Primrose Brittlegill Russula sardonia, which had a purple-flushed stem.

And Mushroom Of The Day for me was this Earthy Powdercap Cystoderma amianthinum.

We looked for 'the strangler' but, alas, didn't find it.

This Yellowleg Bonnet Mycena epiterygia looked more impressive in the flesh than it does in this photo. But the stretchy cuticle was a distinctive feature.

This old bonfire site made for an impressive sight!

It was absolutely covered in Pholiota mushrooms, with extremely gloopy ('viscid') caps. Bonfire Scalycap Pholiota highlandensis?

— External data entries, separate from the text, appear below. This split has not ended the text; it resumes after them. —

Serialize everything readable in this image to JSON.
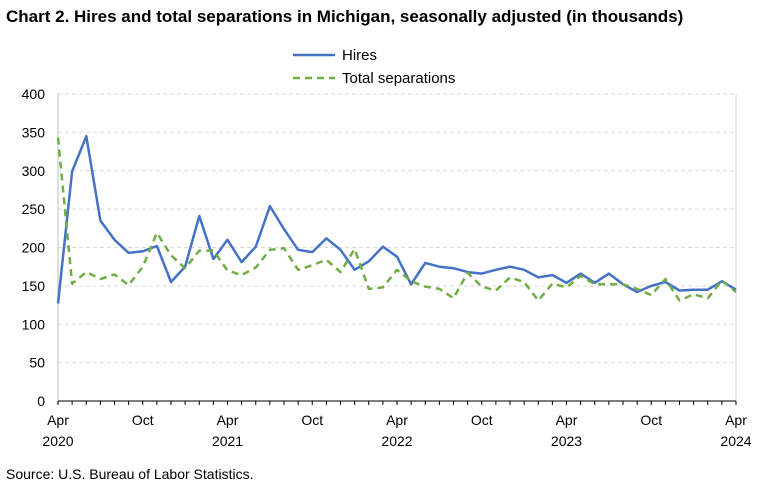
{
  "chart_data": {
    "type": "line",
    "title": "Chart 2. Hires and total separations in Michigan, seasonally adjusted (in thousands)",
    "source": "Source: U.S. Bureau of Labor Statistics.",
    "xlabel": "",
    "ylabel": "",
    "ylim": [
      0,
      400
    ],
    "yticks": [
      0,
      50,
      100,
      150,
      200,
      250,
      300,
      350,
      400
    ],
    "grid": true,
    "legend": "top-center",
    "x_ticks": [
      {
        "index": 0,
        "month": "Apr",
        "year": "2020"
      },
      {
        "index": 6,
        "month": "Oct",
        "year": ""
      },
      {
        "index": 12,
        "month": "Apr",
        "year": "2021"
      },
      {
        "index": 18,
        "month": "Oct",
        "year": ""
      },
      {
        "index": 24,
        "month": "Apr",
        "year": "2022"
      },
      {
        "index": 30,
        "month": "Oct",
        "year": ""
      },
      {
        "index": 36,
        "month": "Apr",
        "year": "2023"
      },
      {
        "index": 42,
        "month": "Oct",
        "year": ""
      },
      {
        "index": 48,
        "month": "Apr",
        "year": "2024"
      }
    ],
    "series": [
      {
        "name": "Hires",
        "color": "#4472c4",
        "dash": "solid",
        "values": [
          127,
          299,
          345,
          235,
          210,
          193,
          195,
          202,
          155,
          175,
          241,
          185,
          210,
          181,
          201,
          254,
          224,
          197,
          194,
          212,
          197,
          171,
          182,
          201,
          188,
          152,
          180,
          175,
          173,
          168,
          166,
          171,
          175,
          171,
          161,
          164,
          154,
          166,
          154,
          166,
          152,
          142,
          150,
          155,
          144,
          145,
          145,
          156,
          145
        ]
      },
      {
        "name": "Total separations",
        "color": "#70ad47",
        "dash": "dashed",
        "values": [
          343,
          153,
          168,
          159,
          165,
          151,
          175,
          219,
          190,
          173,
          196,
          196,
          170,
          164,
          174,
          197,
          199,
          171,
          177,
          184,
          168,
          198,
          146,
          148,
          171,
          156,
          149,
          146,
          134,
          167,
          149,
          144,
          161,
          155,
          131,
          153,
          148,
          163,
          152,
          152,
          152,
          146,
          138,
          159,
          131,
          139,
          134,
          157,
          142
        ]
      }
    ]
  }
}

Near here we had Liver Milkcap Lactarius hepaticus, which we've had at the Pinetum before.

We weren't sure whether this rather pale Leccinum was going to be something unusual, or not. The white flesh was unchanging when cut...

This Milkcap Lactarius had a distinctive metallic smell, reminiscent of engine parts, railings or 'the smell of your hands after pushing a roundabout for ages'. Will have to do some work on this one...

And under the shrubs, near the stream, a small puffball. Can't remember what we thought this one might be... Dusky Puffball Lycoperdon nigrescens?

Will do a bit more identification work with the microscope, if I get the chance.

For the record
Date: 13/10/2019
Location: Tilgate Park, Crawley

Records to be submitted via Sussex Fungus Group

1 comment:

  1. I would like to know what the Lactarius turns out to be. What did it taste like? And are those pits on the stem?